The decline of their ad share with retailers has newspapers worried to death. But several execs speaking at the NAA Marketing Conference last week in Las Vegas said they can bring retailers back into the fold with special vertical sites.
Ken Riddick, VP of interactive media at The Minneapolis Star Tribune, says the newspaper has attracted 300 businesses to its ShopMN site, which is a partnership with the Minnesota Retailers Association and was developed with Planet Discover. “Selling is the biggest challenge we have,” says Riddick.
“Try (selling) packages that are small, and easy to understand that last for six or 12 months,” he advises. “Even if I don’t draw big revenues for a shopping channel, as long as there is an audience, I can monetize it” with advertising.
Riddick is especially bullish on neighborhood-level search. “It can be very powerful, especially for smaller advertisers,” he says. Search also provides rich opportunities for additional contextual advertising. “We have 19,542 listings for the search term ‘Garden,’ ” he says.
Jim Michels, director of new media for The Evansville Courier & Press, says his paper’s vertical approach has similarly had strong dividends. Home improvement is the paper’s first vertical. “We had research showing that people want to put money into their house,” he says.
The resulting site, Tri-State Home Show, has sold 125 enhanced listings at up to $29.95 per month (note: URL and figure corrected). “It is bringing in $55,000 of extra revenue,” he says. He thinks the paper can probably boost sales up to 150.
How newspapers will work with retailers for their classified sections, however, remains a source of debate. Michael Kranitz, president and CEO of Kaango, says search-centric approaches embraced by Oodle, Edgeio and other classified aggregators aren’t good enough. He suggests that newspapers instead focus on providing a rich media experience for retailers, and a better network for building traffic.

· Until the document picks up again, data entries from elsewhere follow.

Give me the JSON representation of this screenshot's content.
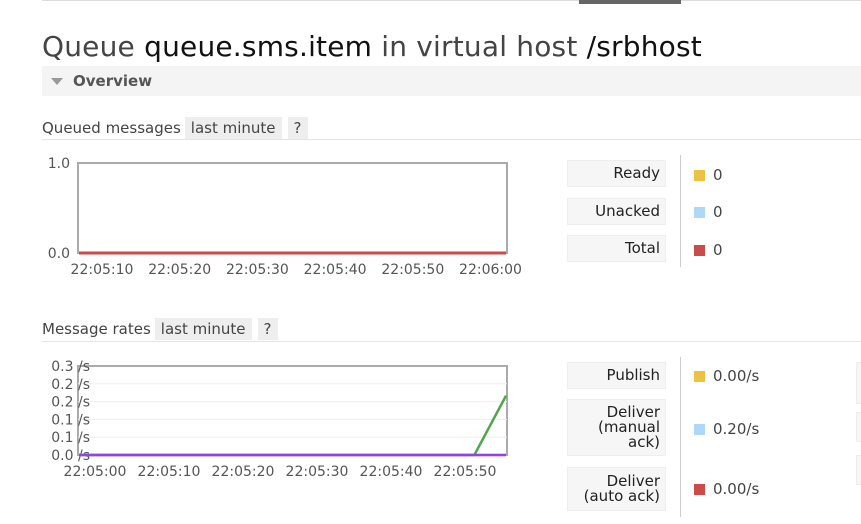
{
  "title": {
    "prefix": "Queue ",
    "queue": "queue.sms.item",
    "middle": " in virtual host ",
    "vhost": "/srbhost"
  },
  "overview": {
    "label": "Overview"
  },
  "queued": {
    "label": "Queued messages",
    "range": "last minute",
    "help": "?",
    "chart_data": {
      "type": "line",
      "ylim": [
        0,
        1.0
      ],
      "yticks": [
        "1.0",
        "0.0"
      ],
      "xticks": [
        "22:05:10",
        "22:05:20",
        "22:05:30",
        "22:05:40",
        "22:05:50",
        "22:06:00"
      ],
      "series": [
        {
          "name": "Ready",
          "color": "#edc240",
          "values": [
            0,
            0
          ]
        },
        {
          "name": "Unacked",
          "color": "#afd8f8",
          "values": [
            0,
            0
          ]
        },
        {
          "name": "Total",
          "color": "#cb4b4b",
          "values": [
            0,
            0
          ]
        }
      ]
    },
    "legend": [
      {
        "label": "Ready",
        "value": "0",
        "color": "#edc240"
      },
      {
        "label": "Unacked",
        "value": "0",
        "color": "#afd8f8"
      },
      {
        "label": "Total",
        "value": "0",
        "color": "#cb4b4b"
      }
    ]
  },
  "rates": {
    "label": "Message rates",
    "range": "last minute",
    "help": "?",
    "chart_data": {
      "type": "line",
      "ylim": [
        0,
        0.3
      ],
      "yticks": [
        "0.3 /s",
        "0.2 /s",
        "0.2 /s",
        "0.1 /s",
        "0.1 /s",
        "0.0 /s"
      ],
      "xticks": [
        "22:05:00",
        "22:05:10",
        "22:05:20",
        "22:05:30",
        "22:05:40",
        "22:05:50"
      ],
      "series": [
        {
          "name": "Publish",
          "color": "#edc240",
          "points": [
            [
              0,
              0
            ],
            [
              54,
              0
            ]
          ]
        },
        {
          "name": "Deliver (manual ack)",
          "color": "#4da74d",
          "points": [
            [
              0,
              0
            ],
            [
              50,
              0
            ],
            [
              54,
              0.2
            ]
          ]
        },
        {
          "name": "Deliver (auto ack)",
          "color": "#9440ed",
          "points": [
            [
              0,
              0
            ],
            [
              54,
              0
            ]
          ]
        }
      ]
    },
    "legend": [
      {
        "label": "Publish",
        "value": "0.00/s",
        "color": "#edc240"
      },
      {
        "label": "Deliver (manual ack)",
        "value": "0.20/s",
        "color": "#afd8f8"
      },
      {
        "label": "Deliver (auto ack)",
        "value": "0.00/s",
        "color": "#cb4b4b"
      }
    ]
  }
}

“You are raising the classifieds experience of the retail industry by leading with liners? Are you kidding? What are you doing with your long-term strategy?” He also notes that such sites are unwieldy to use. “Don’t put 400 skus for me to search past,” he says.
Kranitz especially derides efforts to help retailers put their inventory online. He says he has been told that “if we want retailers’ stuff, we’ll go directly to their site.”